12 ноября, рано поутру, при стечении любопытного народа я въехала в Москву. Митрополит встретил меня в церкви и дал мне свое благословение. Затем меня повели к матери Иоанна, где я впервые увиделась с женихом. Тут совершилось обручение, после чего слушали обедню в деревянной соборной церкви, ибо старая каменная была разрушена, а новая еще не достроена. Митрополит служил со всем знатнейшим духовенством, соблюдая великолепие греческих обрядов. И, наконец, обвенчал меня с твоим отцом в присутствии его матери, сына, братьев, множества князей и бояр, легата Антония, греков и римлян.

Брак наш имел важные последствия. После женитьбы на племяннице византийского императора Иоанн явился еще более сильным государем на московском великокняжеском столе. Его даже стали называть Грозным, потому что явился для князей и дружины монархом, требующим беспрекословного подчинения и строго карающим за ослушание. Он сразу же возвысился до недосягаемой, царственной высоты, перед которой бояре, князья, потомки Рюрика и Гедимина должны были благоговейно преклоняться наравне с последними из подданных.

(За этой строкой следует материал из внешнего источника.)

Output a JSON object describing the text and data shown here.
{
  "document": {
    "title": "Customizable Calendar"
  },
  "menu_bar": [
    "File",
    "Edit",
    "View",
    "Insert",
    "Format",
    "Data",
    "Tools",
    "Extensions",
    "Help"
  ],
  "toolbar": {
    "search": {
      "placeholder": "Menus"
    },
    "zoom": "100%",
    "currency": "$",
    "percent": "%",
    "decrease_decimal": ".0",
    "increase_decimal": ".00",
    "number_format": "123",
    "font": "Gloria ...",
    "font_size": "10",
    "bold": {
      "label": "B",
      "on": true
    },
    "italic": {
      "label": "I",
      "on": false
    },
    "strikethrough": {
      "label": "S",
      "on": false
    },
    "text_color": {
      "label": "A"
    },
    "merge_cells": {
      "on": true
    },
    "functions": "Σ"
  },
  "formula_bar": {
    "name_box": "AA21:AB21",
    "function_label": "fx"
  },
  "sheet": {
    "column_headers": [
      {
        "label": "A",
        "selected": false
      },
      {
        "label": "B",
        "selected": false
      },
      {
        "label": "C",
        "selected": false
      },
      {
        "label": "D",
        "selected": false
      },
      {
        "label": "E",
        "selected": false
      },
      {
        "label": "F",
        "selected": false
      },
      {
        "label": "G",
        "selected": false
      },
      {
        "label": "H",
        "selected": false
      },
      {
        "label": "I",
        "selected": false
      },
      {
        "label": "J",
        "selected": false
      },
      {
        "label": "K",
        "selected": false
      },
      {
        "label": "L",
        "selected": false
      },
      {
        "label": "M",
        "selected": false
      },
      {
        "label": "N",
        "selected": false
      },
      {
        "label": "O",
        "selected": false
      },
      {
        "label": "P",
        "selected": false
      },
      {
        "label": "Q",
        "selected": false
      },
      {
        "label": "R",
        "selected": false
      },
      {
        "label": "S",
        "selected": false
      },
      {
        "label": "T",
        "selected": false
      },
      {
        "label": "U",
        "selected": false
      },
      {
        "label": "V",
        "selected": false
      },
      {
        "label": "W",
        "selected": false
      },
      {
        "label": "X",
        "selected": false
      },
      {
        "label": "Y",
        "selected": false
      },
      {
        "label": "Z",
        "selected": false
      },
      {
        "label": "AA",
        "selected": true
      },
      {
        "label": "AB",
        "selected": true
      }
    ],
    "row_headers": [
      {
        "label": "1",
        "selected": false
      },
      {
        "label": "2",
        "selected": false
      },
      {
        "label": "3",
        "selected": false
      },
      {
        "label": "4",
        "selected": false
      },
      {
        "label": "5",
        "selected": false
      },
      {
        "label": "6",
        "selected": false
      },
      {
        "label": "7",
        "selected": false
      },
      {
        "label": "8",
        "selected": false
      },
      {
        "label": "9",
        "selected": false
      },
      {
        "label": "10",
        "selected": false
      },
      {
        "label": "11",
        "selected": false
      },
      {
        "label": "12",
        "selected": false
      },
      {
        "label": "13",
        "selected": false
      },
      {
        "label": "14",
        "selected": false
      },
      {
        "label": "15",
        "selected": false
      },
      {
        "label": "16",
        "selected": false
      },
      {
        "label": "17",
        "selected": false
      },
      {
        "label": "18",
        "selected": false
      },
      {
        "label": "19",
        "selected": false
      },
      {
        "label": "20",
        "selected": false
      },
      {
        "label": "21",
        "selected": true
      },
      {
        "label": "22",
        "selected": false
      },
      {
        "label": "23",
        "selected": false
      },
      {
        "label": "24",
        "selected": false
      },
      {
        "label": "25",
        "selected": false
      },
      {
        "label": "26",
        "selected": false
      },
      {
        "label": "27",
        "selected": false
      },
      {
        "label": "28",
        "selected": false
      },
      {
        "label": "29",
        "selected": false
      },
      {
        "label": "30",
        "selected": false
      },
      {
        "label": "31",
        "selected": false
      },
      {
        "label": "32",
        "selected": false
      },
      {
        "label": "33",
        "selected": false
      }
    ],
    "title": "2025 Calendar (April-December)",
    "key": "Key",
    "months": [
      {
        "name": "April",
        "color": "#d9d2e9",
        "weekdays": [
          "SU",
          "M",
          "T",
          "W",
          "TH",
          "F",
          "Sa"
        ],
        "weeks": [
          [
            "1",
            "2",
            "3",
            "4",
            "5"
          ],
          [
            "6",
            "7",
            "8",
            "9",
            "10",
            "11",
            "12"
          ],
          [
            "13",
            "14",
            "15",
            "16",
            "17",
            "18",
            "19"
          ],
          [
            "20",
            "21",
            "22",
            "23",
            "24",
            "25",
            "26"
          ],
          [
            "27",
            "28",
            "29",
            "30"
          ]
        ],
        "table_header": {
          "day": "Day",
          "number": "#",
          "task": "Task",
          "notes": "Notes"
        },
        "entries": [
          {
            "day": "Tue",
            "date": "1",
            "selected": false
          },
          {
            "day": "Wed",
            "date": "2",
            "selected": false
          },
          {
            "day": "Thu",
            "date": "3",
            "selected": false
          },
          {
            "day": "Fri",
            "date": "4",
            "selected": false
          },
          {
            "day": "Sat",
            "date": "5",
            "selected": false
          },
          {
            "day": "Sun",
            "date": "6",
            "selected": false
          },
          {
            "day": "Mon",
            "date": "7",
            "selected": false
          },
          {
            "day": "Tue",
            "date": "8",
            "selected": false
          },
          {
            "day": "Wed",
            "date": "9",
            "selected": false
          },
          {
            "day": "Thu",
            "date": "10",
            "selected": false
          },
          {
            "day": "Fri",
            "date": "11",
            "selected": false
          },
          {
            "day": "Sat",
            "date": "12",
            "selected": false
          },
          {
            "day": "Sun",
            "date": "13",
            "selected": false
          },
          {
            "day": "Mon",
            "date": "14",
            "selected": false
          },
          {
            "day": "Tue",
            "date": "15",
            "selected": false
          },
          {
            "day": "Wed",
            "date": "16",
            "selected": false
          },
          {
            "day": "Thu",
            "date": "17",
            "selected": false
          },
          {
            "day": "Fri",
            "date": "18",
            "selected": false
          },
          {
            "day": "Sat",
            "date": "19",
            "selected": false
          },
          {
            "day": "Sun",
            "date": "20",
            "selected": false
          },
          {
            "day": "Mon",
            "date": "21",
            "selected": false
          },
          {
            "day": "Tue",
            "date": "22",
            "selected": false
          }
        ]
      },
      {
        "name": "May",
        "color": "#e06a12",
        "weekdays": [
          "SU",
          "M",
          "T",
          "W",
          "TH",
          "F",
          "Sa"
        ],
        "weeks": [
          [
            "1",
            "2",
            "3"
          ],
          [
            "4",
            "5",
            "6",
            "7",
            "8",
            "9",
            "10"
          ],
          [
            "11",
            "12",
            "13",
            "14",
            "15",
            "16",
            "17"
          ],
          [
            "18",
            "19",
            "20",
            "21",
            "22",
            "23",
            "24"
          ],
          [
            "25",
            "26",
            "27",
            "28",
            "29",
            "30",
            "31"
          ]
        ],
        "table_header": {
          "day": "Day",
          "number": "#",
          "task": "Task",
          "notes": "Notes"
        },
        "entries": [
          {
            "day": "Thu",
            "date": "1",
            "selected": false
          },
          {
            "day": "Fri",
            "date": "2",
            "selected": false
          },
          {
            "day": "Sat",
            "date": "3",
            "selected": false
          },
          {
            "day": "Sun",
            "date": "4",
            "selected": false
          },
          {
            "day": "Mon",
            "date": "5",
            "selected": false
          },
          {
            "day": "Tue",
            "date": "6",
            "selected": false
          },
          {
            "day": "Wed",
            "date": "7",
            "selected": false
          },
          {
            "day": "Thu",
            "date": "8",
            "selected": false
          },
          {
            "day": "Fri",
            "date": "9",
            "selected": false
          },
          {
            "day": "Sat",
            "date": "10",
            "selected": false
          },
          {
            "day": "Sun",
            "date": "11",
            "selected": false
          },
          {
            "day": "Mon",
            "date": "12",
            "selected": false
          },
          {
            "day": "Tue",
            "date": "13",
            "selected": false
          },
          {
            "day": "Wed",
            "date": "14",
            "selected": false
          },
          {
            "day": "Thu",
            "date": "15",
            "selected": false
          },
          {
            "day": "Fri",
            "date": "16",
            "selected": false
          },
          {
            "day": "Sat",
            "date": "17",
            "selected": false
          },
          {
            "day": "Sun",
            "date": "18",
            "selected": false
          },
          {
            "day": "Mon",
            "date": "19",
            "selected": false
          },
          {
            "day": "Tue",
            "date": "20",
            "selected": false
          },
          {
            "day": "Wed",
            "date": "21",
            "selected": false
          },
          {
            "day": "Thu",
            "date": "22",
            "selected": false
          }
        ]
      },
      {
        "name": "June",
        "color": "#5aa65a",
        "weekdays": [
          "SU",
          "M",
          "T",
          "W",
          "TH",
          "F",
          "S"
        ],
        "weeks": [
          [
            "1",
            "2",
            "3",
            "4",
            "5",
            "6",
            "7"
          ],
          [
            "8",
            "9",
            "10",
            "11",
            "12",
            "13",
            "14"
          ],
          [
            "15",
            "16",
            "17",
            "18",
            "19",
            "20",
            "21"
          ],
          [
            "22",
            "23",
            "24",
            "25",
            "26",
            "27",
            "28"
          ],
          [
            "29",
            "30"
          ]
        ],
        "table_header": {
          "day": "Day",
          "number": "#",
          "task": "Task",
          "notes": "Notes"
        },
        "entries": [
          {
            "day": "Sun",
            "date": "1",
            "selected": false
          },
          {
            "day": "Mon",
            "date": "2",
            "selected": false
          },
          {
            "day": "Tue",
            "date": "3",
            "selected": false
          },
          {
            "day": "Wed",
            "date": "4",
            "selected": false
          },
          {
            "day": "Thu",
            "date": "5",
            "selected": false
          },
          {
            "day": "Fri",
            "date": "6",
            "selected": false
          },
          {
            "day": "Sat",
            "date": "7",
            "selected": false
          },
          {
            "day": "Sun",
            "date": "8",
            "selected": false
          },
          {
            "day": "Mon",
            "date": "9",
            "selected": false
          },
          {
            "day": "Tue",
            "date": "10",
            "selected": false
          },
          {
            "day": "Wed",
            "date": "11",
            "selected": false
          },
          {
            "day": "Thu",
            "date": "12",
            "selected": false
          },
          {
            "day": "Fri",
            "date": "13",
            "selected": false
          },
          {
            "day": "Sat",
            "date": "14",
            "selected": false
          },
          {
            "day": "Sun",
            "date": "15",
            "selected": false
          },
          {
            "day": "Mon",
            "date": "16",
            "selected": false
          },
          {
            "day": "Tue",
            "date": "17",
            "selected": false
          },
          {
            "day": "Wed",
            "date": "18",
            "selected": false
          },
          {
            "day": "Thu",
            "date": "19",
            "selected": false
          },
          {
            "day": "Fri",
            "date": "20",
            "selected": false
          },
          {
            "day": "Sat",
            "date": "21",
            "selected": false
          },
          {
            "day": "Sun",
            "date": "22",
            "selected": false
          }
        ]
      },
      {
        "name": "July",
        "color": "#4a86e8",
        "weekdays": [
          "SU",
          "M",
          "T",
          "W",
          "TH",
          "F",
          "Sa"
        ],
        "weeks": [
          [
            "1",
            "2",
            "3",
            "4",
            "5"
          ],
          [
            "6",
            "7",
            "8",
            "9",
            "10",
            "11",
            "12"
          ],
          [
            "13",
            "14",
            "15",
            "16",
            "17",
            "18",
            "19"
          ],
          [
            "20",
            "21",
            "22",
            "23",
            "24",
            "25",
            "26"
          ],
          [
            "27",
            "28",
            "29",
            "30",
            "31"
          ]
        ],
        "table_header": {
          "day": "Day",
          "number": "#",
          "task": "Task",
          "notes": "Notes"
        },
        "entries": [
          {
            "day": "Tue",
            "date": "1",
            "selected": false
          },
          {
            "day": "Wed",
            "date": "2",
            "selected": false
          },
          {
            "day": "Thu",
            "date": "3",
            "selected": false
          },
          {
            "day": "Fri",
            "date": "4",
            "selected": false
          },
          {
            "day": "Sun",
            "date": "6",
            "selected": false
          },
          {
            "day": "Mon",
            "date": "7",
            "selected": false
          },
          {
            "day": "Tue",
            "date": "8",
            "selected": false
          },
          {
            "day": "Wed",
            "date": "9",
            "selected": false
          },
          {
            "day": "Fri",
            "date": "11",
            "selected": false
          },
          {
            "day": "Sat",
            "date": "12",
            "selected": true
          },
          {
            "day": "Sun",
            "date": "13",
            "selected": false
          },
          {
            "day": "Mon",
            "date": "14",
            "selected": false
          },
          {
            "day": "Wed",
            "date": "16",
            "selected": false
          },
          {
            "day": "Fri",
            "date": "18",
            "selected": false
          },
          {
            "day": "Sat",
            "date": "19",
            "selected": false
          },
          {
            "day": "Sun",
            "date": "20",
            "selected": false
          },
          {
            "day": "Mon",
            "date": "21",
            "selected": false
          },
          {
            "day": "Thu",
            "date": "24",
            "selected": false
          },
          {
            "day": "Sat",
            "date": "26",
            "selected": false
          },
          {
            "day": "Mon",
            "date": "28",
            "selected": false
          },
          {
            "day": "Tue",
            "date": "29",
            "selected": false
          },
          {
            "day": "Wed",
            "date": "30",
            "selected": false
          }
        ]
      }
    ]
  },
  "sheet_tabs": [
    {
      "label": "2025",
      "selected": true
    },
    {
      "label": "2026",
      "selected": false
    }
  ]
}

София перестала говорить. Елене не понятно было, с радостью или с сожалением сейчас относится мать ко всему тому, что пережила двадцать лет назад.

Наконец, еще раз поцеловав дочь, София сказала:

— Надеюсь, что и тебя также достойно будут провожать и встречать… Вообще же, доченька, трудным будет твое положение, когда ты станешь государыней Литвы, с которой наша страна ведет непрерывную борьбу… Кроме того, слышала я, что твой будущий муж без характера, легкомыслен и чрезвычайно нерассудителен… Ну, что ж… При таком муже жена может проявить и свой ум и характер…

— А как сложилась судьба твоих братьев? — спросила Елена.

— Я и твой отец звали их к себе, в Москву, надеясь, что они были бы здесь полезны, и прежде всего знанием языка латинского… Но Мануил предпочел двор Магомета, уехал в Царь-град и там, осыпанный благодеяниями султана, провел остаток жизни в изобилии. Андрей же дважды приезжал в Москву и выдал свою дочь Марию за князя Василия Верейского. Сам же, женившись на какой-то распутной гречанке, уехал в Рим. Кажется, он был не доволен мною и твоим отцом, так как в духовном завещании отказал свои права на Восточную империю, то есть Византию, не московскому государю, что было бы понятно и оправдано, а своим иноверцам — королям Фердинанду и Елизавете Кастильским.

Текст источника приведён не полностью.